Con el aumento de virus respiratorios en Chile, la vitamina C resurge como un escudo popular contra resfríos y gripes. Sin embargo, la evidencia científica sobre su efectividad es más matizada de lo que comúnmente se cree, según un análisis de expertos australianos.
La vitamina C, o ácido ascórbico, es un nutriente esencial que el cuerpo humano no produce por sí solo, requiriendo su obtención a través de la dieta o suplementos. El 40% proviene de verduras, 19% de frutas y 29% de jugos de frutas y verduras, siendo la naranja, limón, kiwi, fresas, pimientos, brócoli y tomate fuentes destacadas.
Si bien es crucial para proteger las células del daño, fortalecer el sistema inmunológico, facilitar la absorción de hierro y mejorar la cicatrización, los especialistas advierten que sus beneficios a menudo se exageran. Contrario a la creencia popular, consumir 200 mg o más de vitamina C no reduce la incidencia del resfrío común, ni afecta su duración o gravedad.
Una leve reducción en la duración y severidad de los síntomas solo se observa con dosis superiores a 1000 mg, pero los expertos consideran que los riesgos superan los beneficios. La ingesta diaria recomendada para adultos es de 45 mg, fácilmente alcanzable a través de una alimentación balanceada.
El cuerpo excreta el exceso de vitamina C (la dosis máxima tolerada es de 2000 mg diarios) a través de la orina, ya que no la almacena.
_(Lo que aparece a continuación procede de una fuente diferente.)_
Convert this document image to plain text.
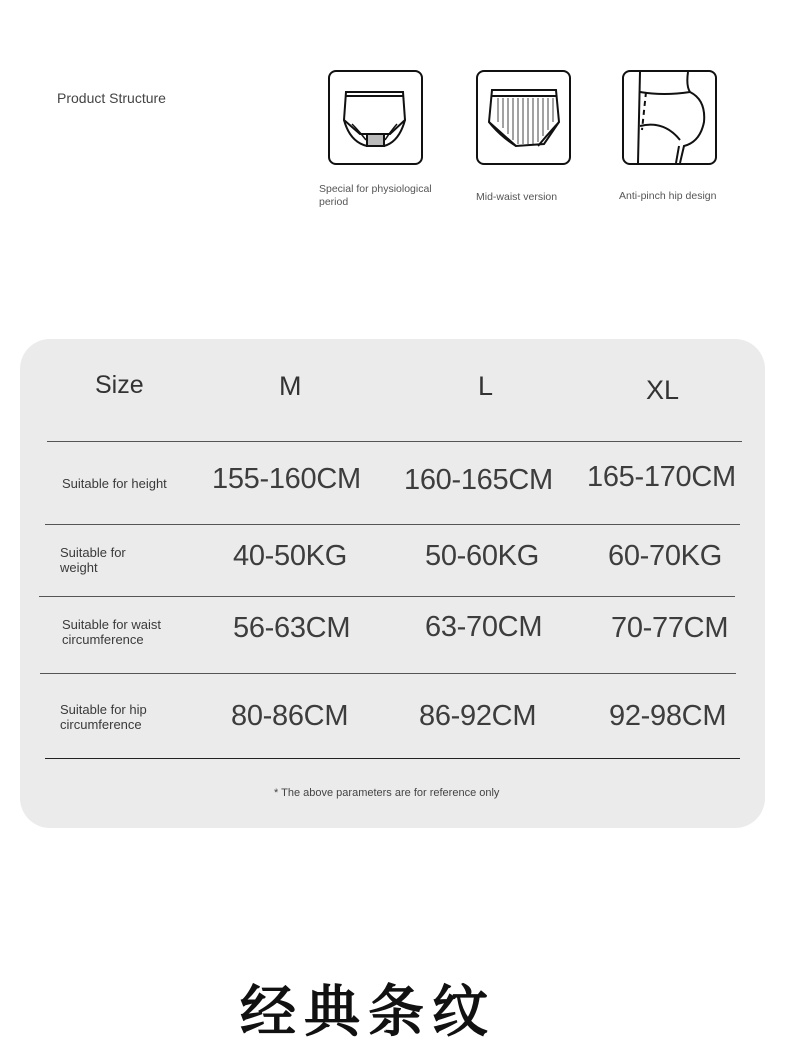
Product Structure
Special for physiological period	Mid-waist version	Anti-pinch hip design
Size	M	L	XL
Suitable for height 155-160CM 160-165CM 165-170CM
Suitable for weight	40-50KG	50-60KG 60-70KG
Suitable for waist circumference	56-63CM	63-70CM 70-77CM
Suitable for hip circumference	80-86CM 86-92CM	92-98CM
* The above parameters are for reference only
经典条纹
Un consumo excesivo puede provocar efectos secundarios como diarrea, náuseas y calambres abdominales, e incluso contribuir a la formación de cálculos renales en hombres.
En conclusión, si bien la vitamina C es vital para la salud, no es la panacea contra los resfríos y la gripe como se suele pensar. Una dieta rica en frutas y verduras es suficiente para cubrir las necesidades diarias.